Woodland Park Police Department Promotes Officers and Restructures Agency

Rick Luebke Photo ©

Department Pursues Changes Sparked by Internal Investigation

Trevor Phipps

Earlier this month, the Woodland Park Police Department announced the promotion of four officers to supervisory roles leading to a complete restructuring of the department’s leadership roles.

The moves have come after the police agency has experienced a significant amount of turmoil over the last year.

The leadership change first started when previous Police Chief Miles DeYoung was put on paid leave due to an investigation surrounding workplace misconduct. In the end, DeYoung retired after the investigation, conducted by a third party, recommended his termination.

Then shortly after the police chief was put on leave, Commanders Andy Liebrand and Ryan Holzwarth were put on administrative leave surrounding a criminal investigation. The criminal investigation is still open, but neither of the commanders are employed with the department.

An independent investigation conducted by the city led to the termination of Commander Liebrand and Patrol Sergeant Mike McDaniel after it found them negligent in how they dealt with a welfare call that turned into a suicide.

The city also conducted a second investigation into Commander Holzwarth and it found some concerning behavior. However, according to Interim Deputy Police Chief Rodney Gehrett, Holzwarth has since resigned from his position with the police department.
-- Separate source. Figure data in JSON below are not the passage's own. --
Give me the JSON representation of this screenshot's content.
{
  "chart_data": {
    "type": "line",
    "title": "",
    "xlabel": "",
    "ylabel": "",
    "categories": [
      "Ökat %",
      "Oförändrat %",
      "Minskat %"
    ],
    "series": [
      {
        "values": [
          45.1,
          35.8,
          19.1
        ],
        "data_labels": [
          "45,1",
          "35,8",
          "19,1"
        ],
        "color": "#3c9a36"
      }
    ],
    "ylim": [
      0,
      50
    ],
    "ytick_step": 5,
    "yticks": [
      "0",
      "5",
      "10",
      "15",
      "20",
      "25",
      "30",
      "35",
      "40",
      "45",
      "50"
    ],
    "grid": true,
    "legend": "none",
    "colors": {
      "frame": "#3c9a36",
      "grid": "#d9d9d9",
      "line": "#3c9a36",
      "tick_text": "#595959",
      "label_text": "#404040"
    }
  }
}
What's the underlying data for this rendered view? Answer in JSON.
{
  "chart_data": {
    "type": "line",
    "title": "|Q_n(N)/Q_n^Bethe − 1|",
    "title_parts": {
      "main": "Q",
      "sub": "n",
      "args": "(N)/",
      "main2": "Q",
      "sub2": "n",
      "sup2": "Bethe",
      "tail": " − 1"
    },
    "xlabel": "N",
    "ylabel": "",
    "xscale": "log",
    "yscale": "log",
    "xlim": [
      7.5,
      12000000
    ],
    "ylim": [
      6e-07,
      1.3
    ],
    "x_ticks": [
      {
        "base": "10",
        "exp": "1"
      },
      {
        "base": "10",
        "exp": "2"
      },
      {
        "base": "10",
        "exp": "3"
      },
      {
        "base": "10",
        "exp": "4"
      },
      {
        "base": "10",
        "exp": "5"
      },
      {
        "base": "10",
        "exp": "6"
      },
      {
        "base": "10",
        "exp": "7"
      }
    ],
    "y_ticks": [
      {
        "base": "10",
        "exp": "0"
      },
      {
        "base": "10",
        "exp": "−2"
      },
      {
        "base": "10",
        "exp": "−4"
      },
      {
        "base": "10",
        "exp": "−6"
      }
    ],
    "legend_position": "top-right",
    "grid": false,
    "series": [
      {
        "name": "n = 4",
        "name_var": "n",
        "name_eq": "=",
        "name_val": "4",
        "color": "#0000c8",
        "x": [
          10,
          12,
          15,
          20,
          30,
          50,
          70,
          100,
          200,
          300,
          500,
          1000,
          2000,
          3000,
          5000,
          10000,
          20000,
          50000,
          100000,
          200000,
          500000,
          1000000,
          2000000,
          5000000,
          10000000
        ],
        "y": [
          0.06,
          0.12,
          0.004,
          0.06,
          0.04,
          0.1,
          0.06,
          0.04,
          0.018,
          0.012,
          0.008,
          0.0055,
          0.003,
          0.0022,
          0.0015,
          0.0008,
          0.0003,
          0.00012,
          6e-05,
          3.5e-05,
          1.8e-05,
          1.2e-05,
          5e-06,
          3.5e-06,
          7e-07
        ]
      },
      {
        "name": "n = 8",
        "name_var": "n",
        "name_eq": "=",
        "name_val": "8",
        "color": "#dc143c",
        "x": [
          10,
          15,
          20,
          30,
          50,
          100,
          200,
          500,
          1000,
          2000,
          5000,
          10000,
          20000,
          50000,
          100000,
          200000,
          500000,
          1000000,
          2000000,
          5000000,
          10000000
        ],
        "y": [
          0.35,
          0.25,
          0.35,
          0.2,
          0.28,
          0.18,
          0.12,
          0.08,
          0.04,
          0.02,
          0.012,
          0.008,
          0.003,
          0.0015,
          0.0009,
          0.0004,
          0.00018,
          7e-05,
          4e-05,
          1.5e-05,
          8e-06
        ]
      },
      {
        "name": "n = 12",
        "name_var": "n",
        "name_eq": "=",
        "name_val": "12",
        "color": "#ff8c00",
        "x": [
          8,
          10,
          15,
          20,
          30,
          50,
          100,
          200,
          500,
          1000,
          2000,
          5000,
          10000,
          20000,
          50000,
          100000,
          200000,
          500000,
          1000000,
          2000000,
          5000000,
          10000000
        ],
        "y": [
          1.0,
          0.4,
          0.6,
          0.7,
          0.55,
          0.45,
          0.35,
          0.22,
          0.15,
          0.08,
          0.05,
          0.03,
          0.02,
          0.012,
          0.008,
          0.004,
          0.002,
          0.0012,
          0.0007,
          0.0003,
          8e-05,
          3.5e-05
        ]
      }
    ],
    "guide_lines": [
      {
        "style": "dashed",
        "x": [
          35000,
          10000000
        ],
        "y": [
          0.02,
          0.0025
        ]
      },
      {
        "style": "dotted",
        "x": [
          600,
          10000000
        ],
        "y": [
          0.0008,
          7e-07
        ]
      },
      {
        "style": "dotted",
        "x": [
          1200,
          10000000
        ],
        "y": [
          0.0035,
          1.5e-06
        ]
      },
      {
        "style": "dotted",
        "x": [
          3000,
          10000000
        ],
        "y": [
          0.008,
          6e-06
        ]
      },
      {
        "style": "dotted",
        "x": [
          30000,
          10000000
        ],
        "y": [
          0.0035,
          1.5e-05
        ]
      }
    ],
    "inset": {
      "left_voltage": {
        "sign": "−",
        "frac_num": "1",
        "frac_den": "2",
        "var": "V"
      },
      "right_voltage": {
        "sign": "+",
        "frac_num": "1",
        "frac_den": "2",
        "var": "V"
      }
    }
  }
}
After DeYoung retired, Stephen Hasler was hired as the city’s interim police chief until the position is filled permanently. Then, Gehrett was hired as the interim deputy police chief to conduct the role of the two previous commanders.

After the patrol sergeant position became open, the department made promotions as a part of their restructuring. “These promotions occurred to fill position vacancies,” Gehrett said. “And in the process of filling the vacancies, we did away with two corporal positions and replaced those with sergeant positions. Our goal is to have a supervisor on every shift to address issues as they arise.”

Now the department has three patrol sergeant positions and one detective sergeant role. Sergeants Dena Currin and Richard Avery were promoted from patrol corporals to patrol sergeants. Beth Huber remains in her spot as the third patrol sergeant.

Meanwhile, Patrol Corporal Courtney Ledvina was promoted from that of an officer position. Detective Sergeant Shannon Everhart was promoted to her current position after serving as a detective. Everhart will now take on additional roles in her new position as well as leading the investigations division.

The department’s next efforts will be to fill the interim police chief and interim deputy chief positions once their contracts expire in 2022.